Rheumatic fever is one of the diseases of poverty that shame this country. There has been at least some attempt to address this particular disease – with mixed results:

Rheumatic fever rates fail to fall in central Auckland, Waitemata

The Government is reshuffling money to bolster its rheumatic fever prevention programme throughout much of greater Auckland after officials admitted targets are not being met.

In the year to June, the 31 new cases of the potentially fatal disease in the Waitemata and central Auckland health districts were at least double the target level. …

At least double the target level – and rising. See the full piece for various graphs.

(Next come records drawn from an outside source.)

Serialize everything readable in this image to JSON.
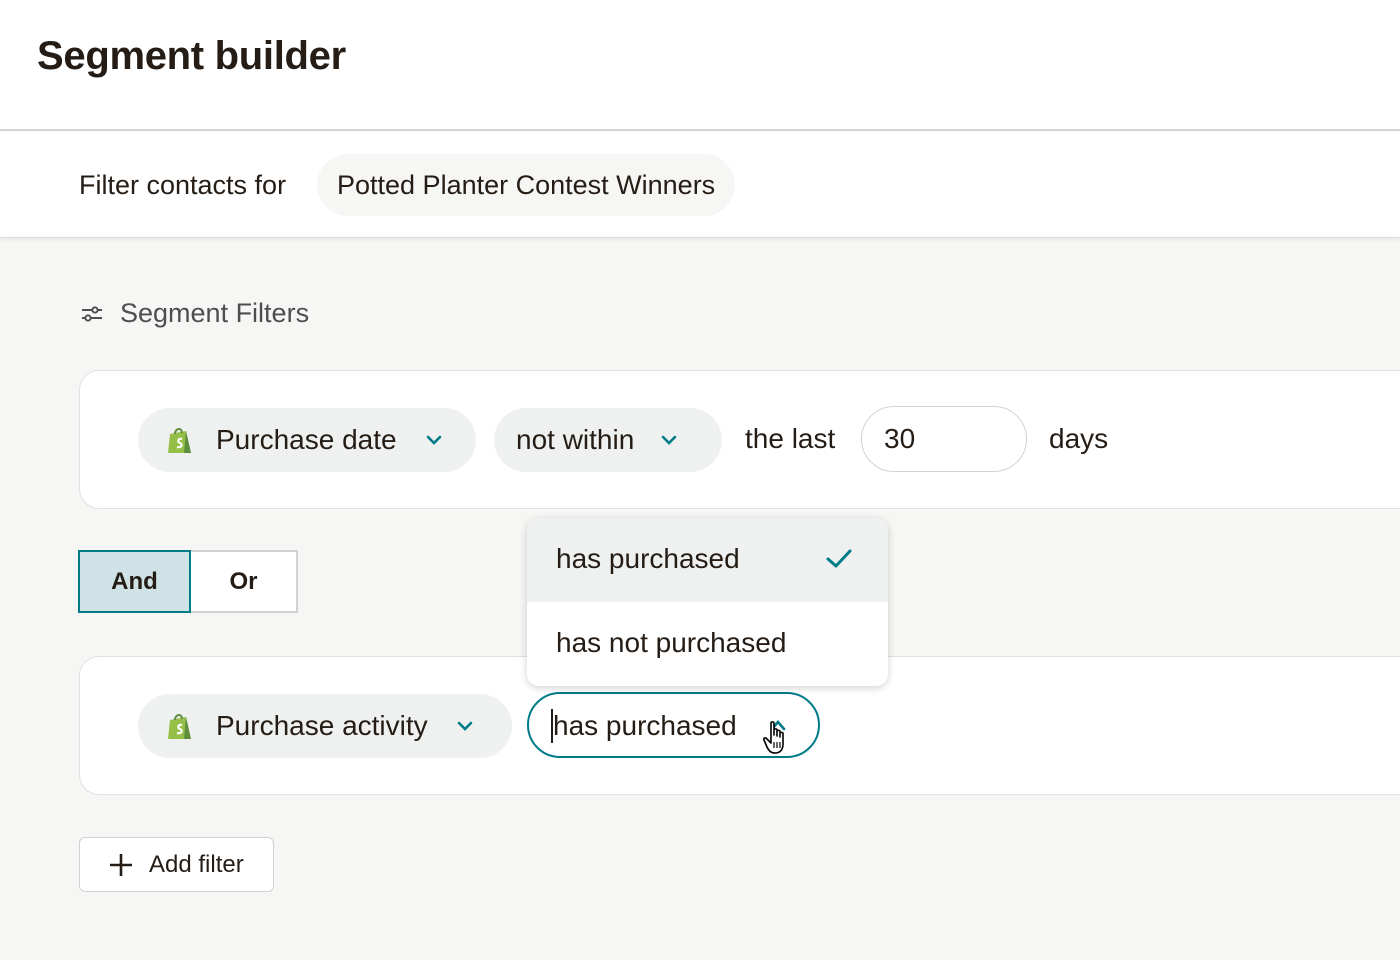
{
  "header": {
    "title": "Segment builder"
  },
  "audience": {
    "label": "Filter contacts for",
    "name": "Potted Planter Contest Winners"
  },
  "filters_section": {
    "heading": "Segment Filters",
    "icon": "sliders-icon"
  },
  "filter_1": {
    "field": "Purchase date",
    "field_icon": "shopify-icon",
    "operator": "not within",
    "text_before_value": "the last",
    "value": "30",
    "unit": "days"
  },
  "logic_toggle": {
    "and_label": "And",
    "or_label": "Or",
    "selected": "And"
  },
  "filter_2": {
    "field": "Purchase activity",
    "field_icon": "shopify-icon",
    "operator": "has purchased"
  },
  "operator_dropdown": {
    "options": [
      {
        "label": "has purchased",
        "selected": true
      },
      {
        "label": "has not purchased",
        "selected": false
      }
    ]
  },
  "add_filter": {
    "label": "Add filter"
  },
  "colors": {
    "accent": "#007c89",
    "toggle_selected_bg": "#cfe3e7",
    "shopify_green": "#95bf47",
    "chip_bg": "#eef1ef",
    "page_bg": "#f6f6f4"
  }
}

“Most regions are seeing reductions in rheumatic fever,” said [Green] co-leader Metiria Turei, “but not in Auckland, where we know there are large numbers of people living in overcrowded, cold, damp and mouldy homes, and in cars and garages.”

The fact that most regions are showing reductions is good news, and a credit to the programme. But Turei is right about the regions that are getting worse. RNZ gets straight to the point:

Housing crisis blamed for Auckland’s rheumatic fever rates

The government is failing to make a dent in rheumatic fever rates across much of Auckland, despite millions of dollars being poured into tackling the problem.

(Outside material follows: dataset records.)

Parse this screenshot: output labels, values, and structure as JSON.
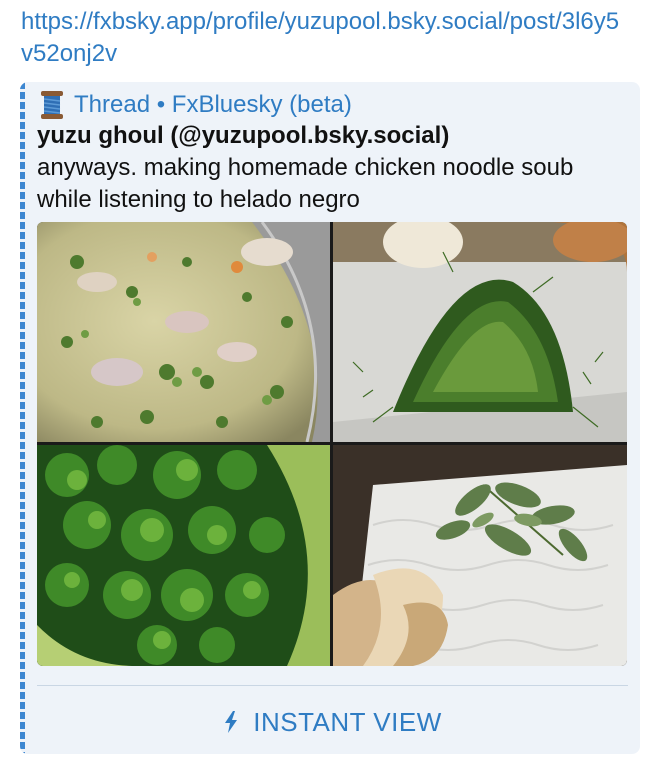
{
  "message": {
    "link_text": "https://fxbsky.app/profile/yuzupool.bsky.social/post/3l6y5v52onj2v"
  },
  "preview": {
    "site_icon": "thread-spool-icon",
    "site_name": "Thread • FxBluesky (beta)",
    "author": "yuzu ghoul (@yuzupool.bsky.social)",
    "text": "anyways. making homemade chicken noodle soub while listening to helado negro",
    "images": [
      {
        "name": "soup-photo"
      },
      {
        "name": "dill-photo"
      },
      {
        "name": "parsley-photo"
      },
      {
        "name": "sage-garlic-photo"
      }
    ],
    "instant_view": {
      "icon": "lightning-bolt-icon",
      "label": "INSTANT VIEW"
    },
    "accent_color": "#3d87d1",
    "link_color": "#2f7cc3"
  }
}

The government has dedicated $65 million to its Rheumatic Fever Prevention Programme, which started five years ago with the aim of slashing incidents of the disease.

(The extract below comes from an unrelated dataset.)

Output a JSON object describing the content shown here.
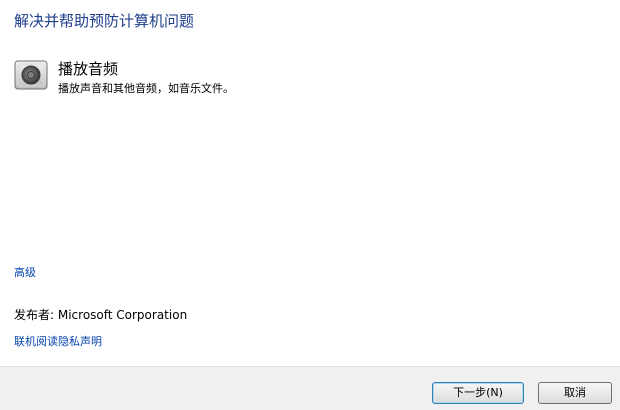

Though rates are falling across the country, children are still contracting the disease in the same numbers in the Waitemata and Auckland district health board (DHB) areas.

Under the Ministry of Health targets, Auckland DHB should have had seen seven new cases in the past 12 months. Instead it had 19 – two more than when the programme began.

It was a similar case in Waitemata which had around 12 cases last year – more than double its target number.

A prominent Auckland GP and the leader of a successful south Auckland prevention programme, Rawiri Jansen, said the DHBs were fighting against an increasing tide of child poverty and crowded housing.

“The key driver of acute rheumatic fever is housing and I think it is well known that there are concerns about he household crowding areas in wider Auckland. That may be the area where we need to increase our effort,” he said.

He said rates of the disease may actually have increased had the prevention programme not been in place. ….

Rheumatic fever is increasing in Auckland because poverty, poor housing and overcrowding are increasing. There’s only so far you can go with an ambulance at the bottom of the cliff. To treat the diseases of poverty you need to treat the cause.